簡潔さのために、このデプロイメントに示されていない潜在的な設計改善には、次のものがあります。
- Active Data Guardを使用して、スタンバイ・データベースで読取り専用アクセスを有効にし、運用分析問合せをオフロードします。
レコメンデーション
- アプリケーションのデプロイ
アプリケーションをコンテナで実行できる場合は、Kubernetesを使用したコンテナベースのデプロイメントの使用を検討してください。コンテナを使用する場合は、バックエンド・コードおよび顧客管理Oracle REST Data Servicesがすでにインストールされているコンテナ・イメージを使用することを検討してください。
- セキュリティ
Oracle Database Advanced Securityオプション機能を使用して、保存データを暗号化し、動的データ・リダクションを有効にすることを検討してください。Oracle Database Advanced Securityオプションを使用するには、Oracle Database Enterprise Editionライセンスが必要です。
- 可観測性
Oracle Data Safeを使用してワークロードのセキュリティ体制をさらに高め、データベース監査を実行できるようにすることを検討してください。
- アプリケーションの進化
- SQLとOracle APEXのようなフロントエンドを使用してOracle Database 23aiに運用分析とリアルタイム・レポートをデプロイし、信頼できるリアルタイム分析のためにデータをデータベース内に保持することを検討してください。

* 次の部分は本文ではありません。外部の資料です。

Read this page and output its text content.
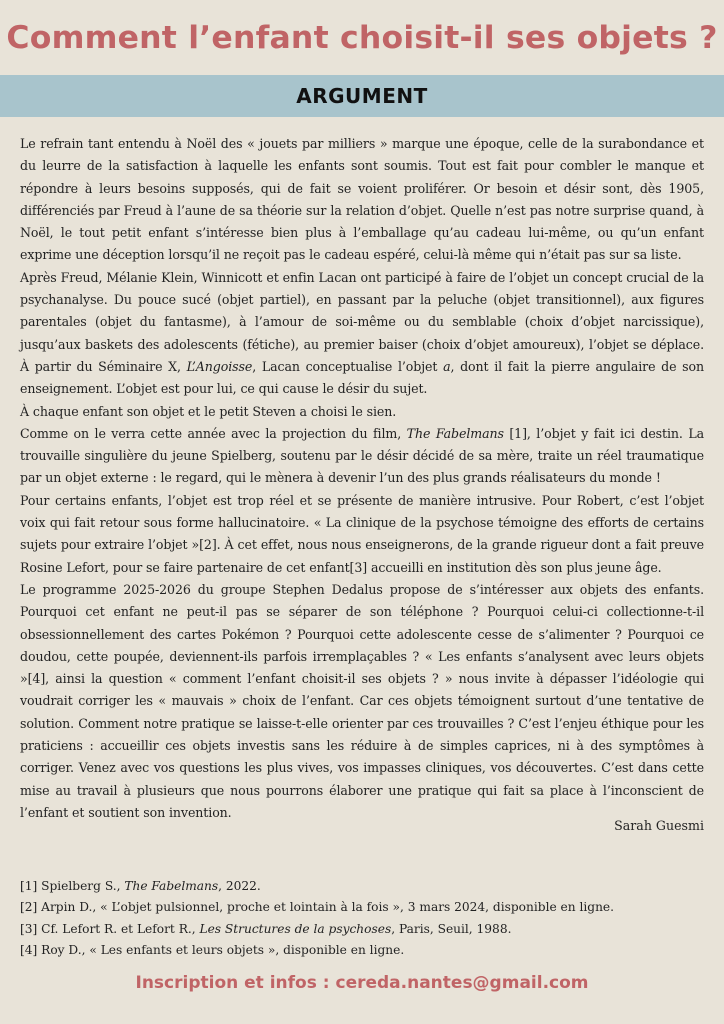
Comment l’enfant choisit-il ses objets ?
ARGUMENT

Le refrain tant entendu à Noël des « jouets par milliers » marque une époque, celle de la surabondance et du leurre de la satisfaction à laquelle les enfants sont soumis. Tout est fait pour combler le manque et répondre à leurs besoins supposés, qui de fait se voient proliférer. Or besoin et désir sont, dès 1905, différenciés par Freud à l’aune de sa théorie sur la relation d’objet. Quelle n’est pas notre surprise quand, à Noël, le tout petit enfant s’intéresse bien plus à l’emballage qu’au cadeau lui-même, ou qu’un enfant exprime une déception lorsqu’il ne reçoit pas le cadeau espéré, celui-là même qui n’était pas sur sa liste.

Après Freud, Mélanie Klein, Winnicott et enfin Lacan ont participé à faire de l’objet un concept crucial de la psychanalyse. Du pouce sucé (objet partiel), en passant par la peluche (objet transitionnel), aux figures parentales (objet du fantasme), à l’amour de soi-même ou du semblable (choix d’objet narcissique), jusqu’aux baskets des adolescents (fétiche), au premier baiser (choix d’objet amoureux), l’objet se déplace. À partir du Séminaire X, L’Angoisse, Lacan conceptualise l’objet a, dont il fait la pierre angulaire de son enseignement. L’objet est pour lui, ce qui cause le désir du sujet.

À chaque enfant son objet et le petit Steven a choisi le sien.

Comme on le verra cette année avec la projection du film, The Fabelmans [1], l’objet y fait ici destin. La trouvaille singulière du jeune Spielberg, soutenu par le désir décidé de sa mère, traite un réel traumatique par un objet externe : le regard, qui le mènera à devenir l’un des plus grands réalisateurs du monde !

Pour certains enfants, l’objet est trop réel et se présente de manière intrusive. Pour Robert, c’est l’objet voix qui fait retour sous forme hallucinatoire. « La clinique de la psychose témoigne des efforts de certains sujets pour extraire l’objet »[2]. À cet effet, nous nous enseignerons, de la grande rigueur dont a fait preuve Rosine Lefort, pour se faire partenaire de cet enfant[3] accueilli en institution dès son plus jeune âge.

Le programme 2025-2026 du groupe Stephen Dedalus propose de s’intéresser aux objets des enfants. Pourquoi cet enfant ne peut-il pas se séparer de son téléphone ? Pourquoi celui-ci collectionne-t-il obsessionnellement des cartes Pokémon ? Pourquoi cette adolescente cesse de s’alimenter ? Pourquoi ce doudou, cette poupée, deviennent-ils parfois irremplaçables ? « Les enfants s’analysent avec leurs objets »[4], ainsi la question « comment l’enfant choisit-il ses objets ? » nous invite à dépasser l’idéologie qui voudrait corriger les « mauvais » choix de l’enfant. Car ces objets témoignent surtout d’une tentative de solution. Comment notre pratique se laisse-t-elle orienter par ces trouvailles ? C’est l’enjeu éthique pour les praticiens : accueillir ces objets investis sans les réduire à de simples caprices, ni à des symptômes à corriger. Venez avec vos questions les plus vives, vos impasses cliniques, vos découvertes. C’est dans cette mise au travail à plusieurs que nous pourrons élaborer une pratique qui fait sa place à l’inconscient de l’enfant et soutient son invention.

Sarah Guesmi

[1] Spielberg S., The Fabelmans, 2022.

[2] Arpin D., « L’objet pulsionnel, proche et lointain à la fois », 3 mars 2024, disponible en ligne.

[3] Cf. Lefort R. et Lefort R., Les Structures de la psychoses, Paris, Seuil, 1988.

[4] Roy D., « Les enfants et leurs objets », disponible en ligne.

Inscription et infos : cereda.nantes@gmail.com
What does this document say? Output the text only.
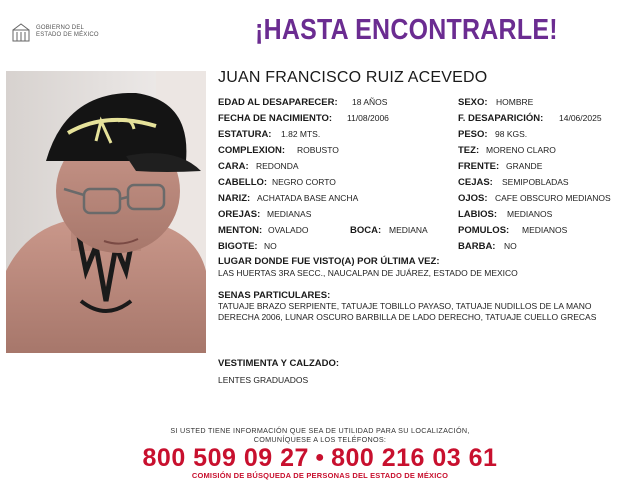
GOBIERNO DEL
ESTADO DE MÉXICO	¡HASTA ENCONTRARLE!
JUAN FRANCISCO RUIZ ACEVEDO
EDAD AL DESAPARECER: 18 AÑOS
FECHA DE NACIMIENTO: 11/08/2006
ESTATURA: 1.82 MTS.
COMPLEXION: ROBUSTO
CARA: REDONDA
CABELLO: NEGRO CORTO
NARIZ: ACHATADA BASE ANCHA
OREJAS: MEDIANAS
MENTON: OVALADO	BOCA: MEDIANA
BIGOTE: NO
SEXO: HOMBRE
F. DESAPARICIÓN: 14/06/2025
PESO: 98 KGS.
TEZ: MORENO CLARO
FRENTE: GRANDE
CEJAS: SEMIPOBLADAS
OJOS: CAFE OBSCURO MEDIANOS
LABIOS: MEDIANOS
POMULOS: MEDIANOS
BARBA: NO
LUGAR DONDE FUE VISTO(A) POR ÚLTIMA VEZ:
LAS HUERTAS 3RA SECC., NAUCALPAN DE JUÁREZ, ESTADO DE MEXICO
SENAS PARTICULARES:
TATUAJE BRAZO SERPIENTE, TATUAJE TOBILLO PAYASO, TATUAJE NUDILLOS DE LA MANO DERECHA 2006, LUNAR OSCURO BARBILLA DE LADO DERECHO, TATUAJE CUELLO GRECAS
VESTIMENTA Y CALZADO:
LENTES GRADUADOS
SI USTED TIENE INFORMACIÓN QUE SEA DE UTILIDAD PARA SU LOCALIZACIÓN,
COMUNÍQUESE A LOS TELÉFONOS:
800 509 09 27 ● 800 216 03 61
COMISIÓN DE BÚSQUEDA DE PERSONAS DEL ESTADO DE MÉXICO
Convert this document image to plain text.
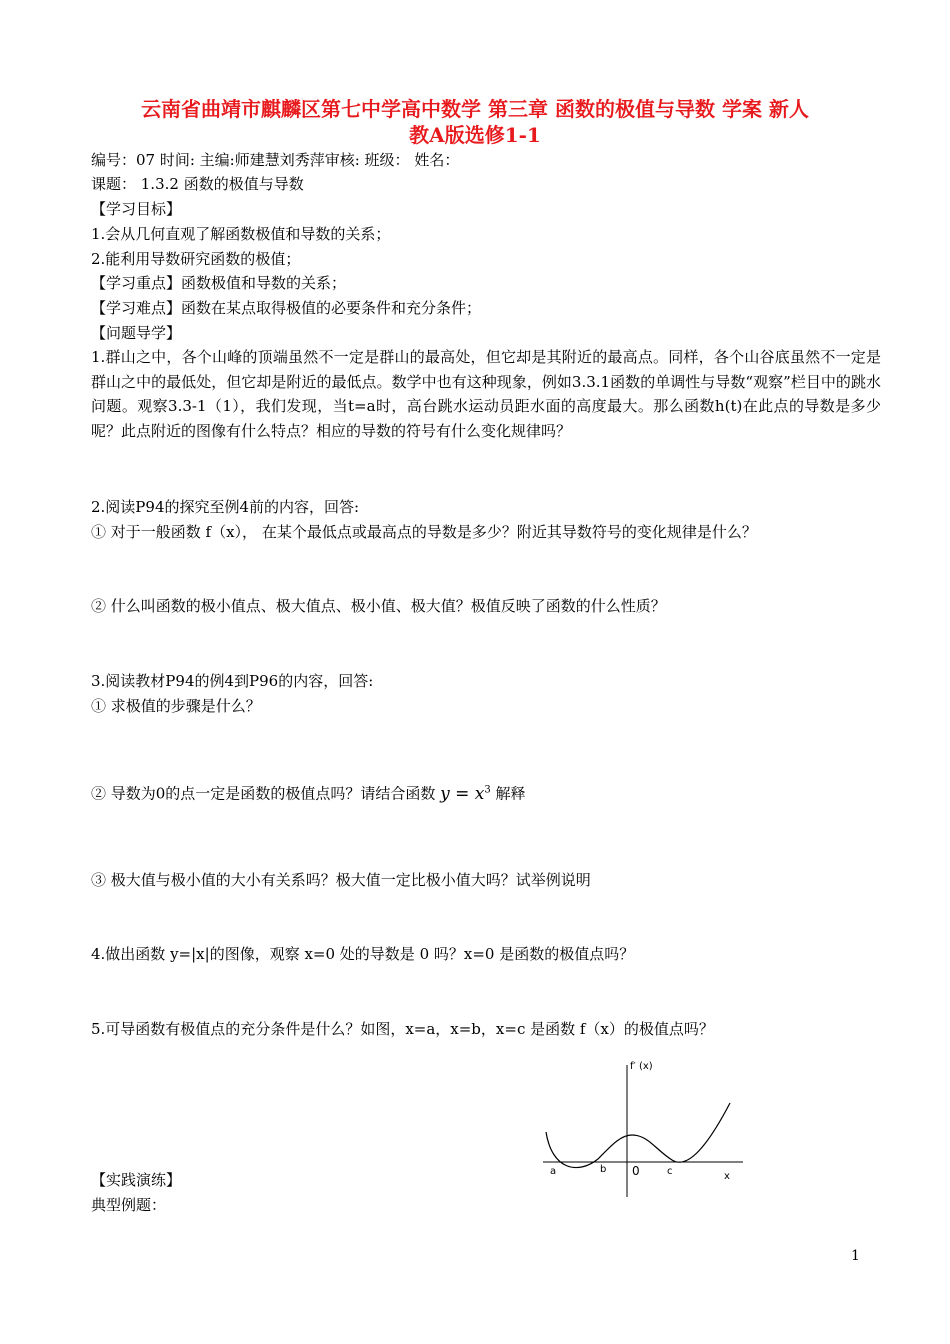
云南省曲靖市麒麟区第七中学高中数学 第三章 函数的极值与导数 学案 新人
教A版选修1-1
编号：07 时间: 主编:师建慧刘秀萍审核: 班级： 姓名：
课题： 1.3.2 函数的极值与导数
【学习目标】
1.会从几何直观了解函数极值和导数的关系；
2.能利用导数研究函数的极值；
【学习重点】函数极值和导数的关系；
【学习难点】函数在某点取得极值的必要条件和充分条件；
【问题导学】
1.群山之中，各个山峰的顶端虽然不一定是群山的最高处，但它却是其附近的最高点。同样，各个山谷底虽然不一定是群山之中的最低处，但它却是附近的最低点。数学中也有这种现象，例如3.3.1函数的单调性与导数“观察”栏目中的跳水问题。观察3.3-1（1），我们发现，当t=a时，高台跳水运动员距水面的高度最大。那么函数h(t)在此点的导数是多少呢？此点附近的图像有什么特点？相应的导数的符号有什么变化规律吗？
2.阅读P94的探究至例4前的内容，回答:
① 对于一般函数 f（x）， 在某个最低点或最高点的导数是多少？附近其导数符号的变化规律是什么？
② 什么叫函数的极小值点、极大值点、极小值、极大值？极值反映了函数的什么性质？
3.阅读教材P94的例4到P96的内容，回答:
① 求极值的步骤是什么？
② 导数为0的点一定是函数的极值点吗？请结合函数 $y = x^3$ 解释
③ 极大值与极小值的大小有关系吗？极大值一定比极小值大吗？试举例说明
4.做出函数 y=|x|的图像，观察 x=0 处的导数是 0 吗？x=0 是函数的极值点吗？
5.可导函数有极值点的充分条件是什么？如图，x=a，x=b，x=c 是函数 f（x）的极值点吗？
f′ (x)
x
0
a	b	c
【实践演练】
典型例题：
1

- Oracle Machine Learning for SQLを使用した機械学習にOracle Database 23aiを使用すること、データ移動を必要とせずにJSONデータを使用してモデルを構築およびトレーニングすること、および効率的な推論のために既存のワークロードとともにモデルをデプロイすることを検討してください。
- ワークロードの機能性と柔軟性を高めるために、データベースを使用して追加のデータ型(リレーショナル、ベクトル、空間またはグラフ)を格納することを検討してください。

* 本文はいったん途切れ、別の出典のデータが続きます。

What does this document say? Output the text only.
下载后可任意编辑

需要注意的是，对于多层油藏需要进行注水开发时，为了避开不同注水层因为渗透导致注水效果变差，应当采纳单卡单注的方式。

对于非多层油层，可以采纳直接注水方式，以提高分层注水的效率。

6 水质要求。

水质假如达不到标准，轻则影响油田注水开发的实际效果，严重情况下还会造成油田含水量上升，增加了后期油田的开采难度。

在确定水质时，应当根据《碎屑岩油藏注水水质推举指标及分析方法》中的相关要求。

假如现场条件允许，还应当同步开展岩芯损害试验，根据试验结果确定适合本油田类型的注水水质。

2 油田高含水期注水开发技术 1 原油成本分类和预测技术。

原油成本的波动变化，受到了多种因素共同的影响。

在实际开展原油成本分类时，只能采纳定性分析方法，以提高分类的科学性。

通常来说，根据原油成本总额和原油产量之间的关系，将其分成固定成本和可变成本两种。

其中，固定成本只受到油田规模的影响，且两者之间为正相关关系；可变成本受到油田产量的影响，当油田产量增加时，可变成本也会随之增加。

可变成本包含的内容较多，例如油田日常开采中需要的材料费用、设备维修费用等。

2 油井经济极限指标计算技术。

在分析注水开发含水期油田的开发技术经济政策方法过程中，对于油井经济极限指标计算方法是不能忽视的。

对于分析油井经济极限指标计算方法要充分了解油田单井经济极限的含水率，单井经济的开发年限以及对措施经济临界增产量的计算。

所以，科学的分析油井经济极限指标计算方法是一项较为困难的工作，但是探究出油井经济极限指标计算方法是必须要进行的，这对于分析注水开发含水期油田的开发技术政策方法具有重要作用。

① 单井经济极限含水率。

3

- 運用分析を超えた分析にExadataとOracle Database 23aiを使用することを検討してください。これは、データ分析用に調整された効率的な列形式であるハイブリッド・コラム圧縮の恩恵を受け、データの格納に必要な領域を削減しながら分析パフォーマンスを向上させます。ハイブリッド・コラム圧縮はExadataでサポートされており、Oracle Database Enterprise Editionライセンスに含まれています。